Sunset over the Gulf of Guinea is something very special — any evening.

               
‘Sister, the sea has melted,' said the seven-year-old Kweku to his aunt, as he gazed at the ocean under one such glory.

Driving towards the Hotel Twentieth Century, Esi was completely overwhelmed by the vision of so much gold, golden red and red filtering through the branches of the coconut palms. Although she herself had been born not that far from the sea, even she wondered, as she later looked for parking outside the hotel, how people who had such scenes at their backyards felt on a daily basis. Then, ashamed of herself for automatically applying a research approach, she told the sociologist in her to shut up.

The beach was only a couple of kilometres to the right of the hotel, and the fishermen who were busy packing up their boats down there might have been amused if they had heard her thoughts. For at that time, what they were wondering was whether the government would fulfil its promise to help them get motorised boats and better nets, and when the Minister of Power would stop increasing the price of kerosene; and that night out at sea, would it be warm? For definitely, a chillier wind than they were used to was blowing through their lives.
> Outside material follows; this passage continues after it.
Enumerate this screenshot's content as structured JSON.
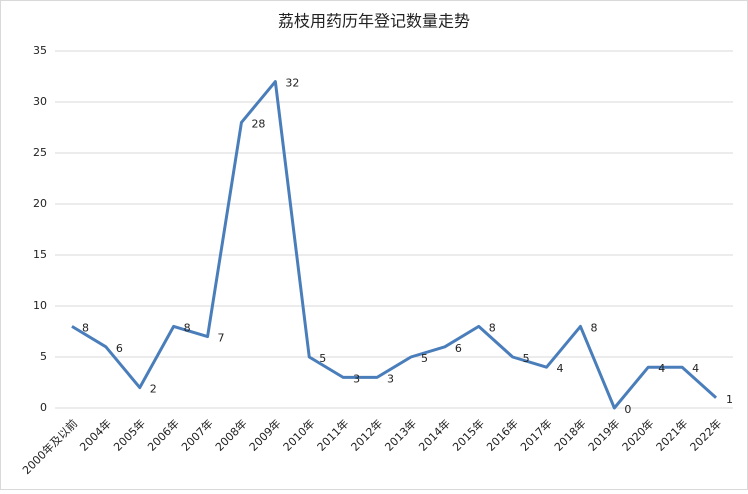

Having located a good place, Esi parked expertly, jumped out of the car, locked it, and strode towards the reception desk of the hotel, her shoes beating out the determination in her mind.

‘Yes, Madam? Good evening, can I help you?' All that from one of the two men manning the place, said very hurriedly, almost as if he was afraid to pause in case Esi interrupted him before he had finished his standard greeting. She did not interrupt him. But once she was sure he had finished his recitation she asked him if a foreign friend who should be in for a conference had arrived.

Oh, yes,' the receptionist cut in, quite affably though. ‘You were here about the same time yesterday to ask for her?'

‘Yes, yes,' Esi agreed, a little surprised that he could recall so instantly and so accurately.

‘Just a minute,' said the man and with that he turned aside, picked up a clipboard that held some sheets and quickly read what was on the sheets. Then he looked up.

‘There are three new arrivals for that workshop. What is the name of your friend?'

‘Wambui Wanjiku,' her voice registering an anticipated disappointment, ‘she is coming from Kenya.' The man looked at his sheet again, although he already knew the name was not on it. Then he looked up. ‘No, she has not arrived yet.'

‘No?'

‘No.'

‘Thanks.'

Esi turned around. She paused for a while and moved a step or two, towards the entrance. But she changed her mind about going back out. It was clear that she was uncertain as to what to do next. She could go and sit down to have a beer. But she knew this was not really done. A woman alone in a hotel lobby drinking
alcohol?
It would definitely be misunderstood. Then she told herself that she was tired of all the continual misunderstandings. She was tired after a long day in the office, she was disappointed that her friend was obviously not going to show up for her workshop, and she was going to have her beer: misunderstanding or not. By this time, she was already sitting by a table.

‘Esi!' a voiced called out above the steady hum of voices. It was deep and feminine.

‘Opokuya!' Esi screamed back, even before looking for the direction from which the voice had come. They were hugging.

They had missed each other, those two friends. They always did even when they were away from one another for only a few days. And this time they had not been in touch for weeks. Besides, until recently they had lived in different parts of the country for several years. But then they were aware that as two women, each of whom had a demanding career, a husband, a child for one and four children for the other, there was a limit to how much time they could spend together. In any case, what was between them was so firm, so deeply rooted, it didn't demand any forced or even conscious tending. Each of them had realised over the years that perhaps they had managed to stay so close because they made so few demands of one another.
Especially in terms of time to idle and gossip. However, whenever it had become necessary to be in daily communication they had done that too, without either of them fussing.